DIETING INCREASES YOUR RISK FOR GAINING MORE WEIGHT!If dieting programs had to stand up to the same scrutiny as medications, they would never be allowed for public consumption. Imagine, for example, taking an asthma medication, which improves your breathing for a few weeks, but in the long run, causes your lungs and breathing to worsen. Would you really embark on a diet (even a so-called “sensible diet”), if you knew that it could cause you to gain more weight?
Here are some sobering studies indicating that dieting promotes weight gain:
• A team of UCLA researchers reviewed thirty-one long-term studies on dieting and concluded that dieting is a consistent predictor of weight gain—up to two-thirds of the people regained more weight than they lost (Mann, et al, 2007).
• Research on nearly seventeen thousand kids ages nine to fourteen years old concluded, “… in the long term, dieting to control weight is not only ineffective, it may actually promote weight gain” (Field et al. 2003).
• Teenage dieters had twice the risk of becoming overweight, compared to non-dieting teens, according to a five-year study (Neumark-Sztainer et al. 2006). Notably, at baseline, the dieters did not weigh more than their non-dieting peers. This is an important detail, because if the dieters weighed more it would be a confounding factor (which would implicate other factors, rather than dieting, such as genetics).
A novel study on over 2,000 sets of twins from Finland, aged 16 to 25 years old showed that dieting itself, independent of genetics, is significantly associated with accelerated weight gain
and increased risk of becoming overweight (Pietilaineet et al. 2011).
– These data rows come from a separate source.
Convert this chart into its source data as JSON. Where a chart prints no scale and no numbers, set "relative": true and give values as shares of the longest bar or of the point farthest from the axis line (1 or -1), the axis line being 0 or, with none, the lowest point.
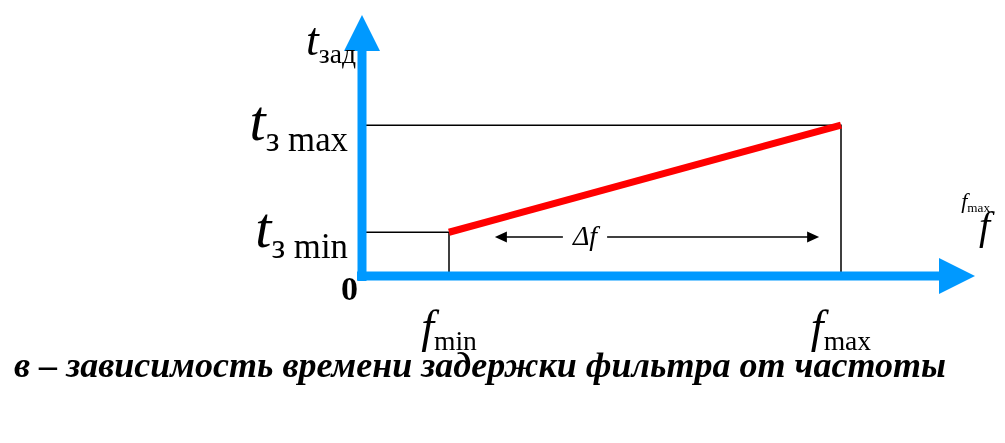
{
  "chart_data": {
    "type": "line",
    "title": "в – зависимость времени задержки фильтра от частоты",
    "xlabel": "f",
    "ylabel": "t$_{зад}$",
    "relative": true,
    "categories": [
      "f$_{min}$",
      "f$_{max}$"
    ],
    "series": [
      {
        "color": "#ff0000",
        "values": [
          0.29,
          1
        ]
      }
    ],
    "annotations": [
      "t$_{з min}$",
      "t$_{з max}$",
      "0",
      "Δf",
      "f$_{max}$"
    ],
    "grid": false,
    "legend": false,
    "marker": "none",
    "line_style": "solid"
  }
}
Dieting twins, who embarked on just one intentional weight loss episode, were nearly two to three times more likely to become overweight, compared to their non-dieting twin counterpart. Furthermore, the risk of becoming overweight increased in a dose-dependent manner, with each dieting episode.
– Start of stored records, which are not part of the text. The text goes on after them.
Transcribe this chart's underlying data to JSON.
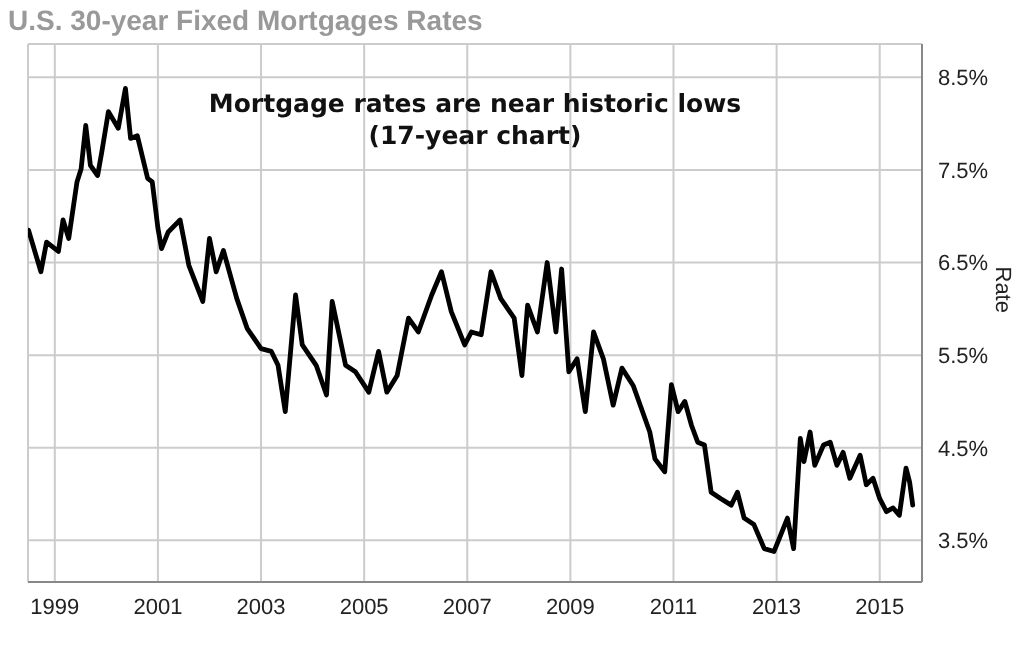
{
  "chart_data": {
    "type": "line",
    "title": "U.S. 30-year Fixed Mortgages Rates",
    "ylabel": "Rate",
    "annotations": [
      "Mortgage rates are near historic lows",
      "(17-year chart)"
    ],
    "xlim": [
      1998.48,
      2015.82
    ],
    "xticks": [
      1999,
      2001,
      2003,
      2005,
      2007,
      2009,
      2011,
      2013,
      2015
    ],
    "ylim": [
      3.05,
      8.86
    ],
    "yticks": [
      {
        "value": 3.5,
        "label": "3.5%"
      },
      {
        "value": 4.5,
        "label": "4.5%"
      },
      {
        "value": 5.5,
        "label": "5.5%"
      },
      {
        "value": 6.5,
        "label": "6.5%"
      },
      {
        "value": 7.5,
        "label": "7.5%"
      },
      {
        "value": 8.5,
        "label": "8.5%"
      }
    ],
    "grid": true,
    "legend": false,
    "line_style": "solid",
    "series": [
      {
        "color": "#000000",
        "x": [
          1998.49,
          1998.73,
          1998.84,
          1999.07,
          1999.16,
          1999.27,
          1999.43,
          1999.51,
          1999.6,
          1999.69,
          1999.83,
          1999.91,
          2000.04,
          2000.23,
          2000.37,
          2000.47,
          2000.6,
          2000.8,
          2000.89,
          2001.0,
          2001.07,
          2001.2,
          2001.43,
          2001.6,
          2001.87,
          2002.0,
          2002.13,
          2002.27,
          2002.53,
          2002.73,
          2003.0,
          2003.2,
          2003.33,
          2003.47,
          2003.67,
          2003.8,
          2004.07,
          2004.27,
          2004.38,
          2004.64,
          2004.83,
          2005.09,
          2005.28,
          2005.44,
          2005.64,
          2005.86,
          2006.05,
          2006.31,
          2006.5,
          2006.69,
          2006.95,
          2007.08,
          2007.27,
          2007.46,
          2007.65,
          2007.91,
          2008.06,
          2008.17,
          2008.36,
          2008.55,
          2008.72,
          2008.83,
          2008.97,
          2009.13,
          2009.29,
          2009.45,
          2009.64,
          2009.83,
          2010.0,
          2010.22,
          2010.54,
          2010.64,
          2010.83,
          2010.96,
          2011.09,
          2011.22,
          2011.35,
          2011.47,
          2011.6,
          2011.73,
          2011.92,
          2012.12,
          2012.24,
          2012.37,
          2012.56,
          2012.76,
          2012.95,
          2013.08,
          2013.21,
          2013.33,
          2013.46,
          2013.53,
          2013.65,
          2013.74,
          2013.91,
          2014.04,
          2014.17,
          2014.29,
          2014.42,
          2014.62,
          2014.74,
          2014.87,
          2015.0,
          2015.13,
          2015.26,
          2015.38,
          2015.51,
          2015.58,
          2015.64
        ],
        "values": [
          6.85,
          6.4,
          6.72,
          6.62,
          6.96,
          6.76,
          7.37,
          7.51,
          7.98,
          7.55,
          7.44,
          7.69,
          8.13,
          7.95,
          8.38,
          7.84,
          7.87,
          7.41,
          7.37,
          6.87,
          6.65,
          6.83,
          6.96,
          6.47,
          6.08,
          6.76,
          6.4,
          6.63,
          6.11,
          5.79,
          5.57,
          5.54,
          5.39,
          4.89,
          6.15,
          5.61,
          5.39,
          5.07,
          6.08,
          5.39,
          5.32,
          5.1,
          5.54,
          5.1,
          5.28,
          5.9,
          5.75,
          6.15,
          6.4,
          5.97,
          5.61,
          5.75,
          5.72,
          6.4,
          6.11,
          5.9,
          5.28,
          6.04,
          5.75,
          6.5,
          5.75,
          6.43,
          5.32,
          5.46,
          4.89,
          5.75,
          5.46,
          4.96,
          5.36,
          5.17,
          4.67,
          4.38,
          4.24,
          5.18,
          4.89,
          5.0,
          4.74,
          4.56,
          4.53,
          4.02,
          3.95,
          3.88,
          4.02,
          3.74,
          3.67,
          3.41,
          3.38,
          3.56,
          3.74,
          3.41,
          4.6,
          4.35,
          4.67,
          4.31,
          4.53,
          4.56,
          4.31,
          4.45,
          4.17,
          4.42,
          4.1,
          4.17,
          3.95,
          3.81,
          3.85,
          3.77,
          4.28,
          4.13,
          3.88
        ]
      }
    ]
  }
}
Studies aside—what have your own dieting experiences shown you? Many of our patients and workshop participants say their first diet was easy—the pounds just melted off. But that first dieting experience is the seduction trap, which launches the futile pursuit of weight loss via dieting. We say futile—because our bodies are very smart and wired for survival.
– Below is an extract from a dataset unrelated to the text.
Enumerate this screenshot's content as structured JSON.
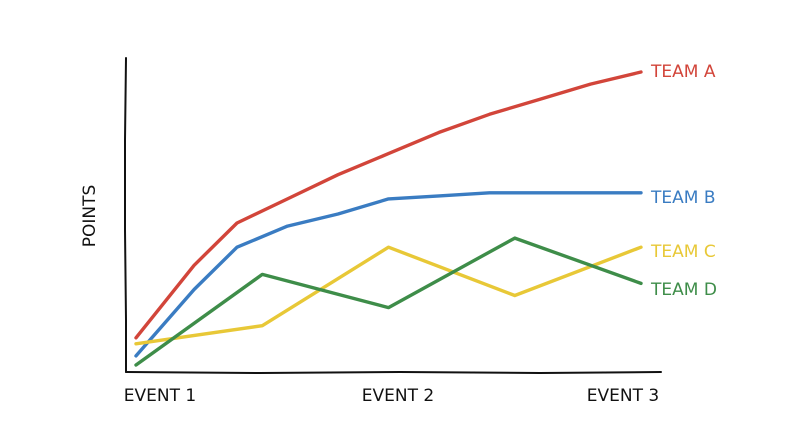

Biologically, your body experiences the dieting process as a form of starvation. Your cells don’t know you are voluntarily restricting your food intake. Your body shifts into primal survival mode—metabolism slows down and food cravings escalate. And with each diet, the body learns and adapts, resulting in rebound weight gain. Consequently, many of our patients feel like they are a failure—but it is dieting that has failed them.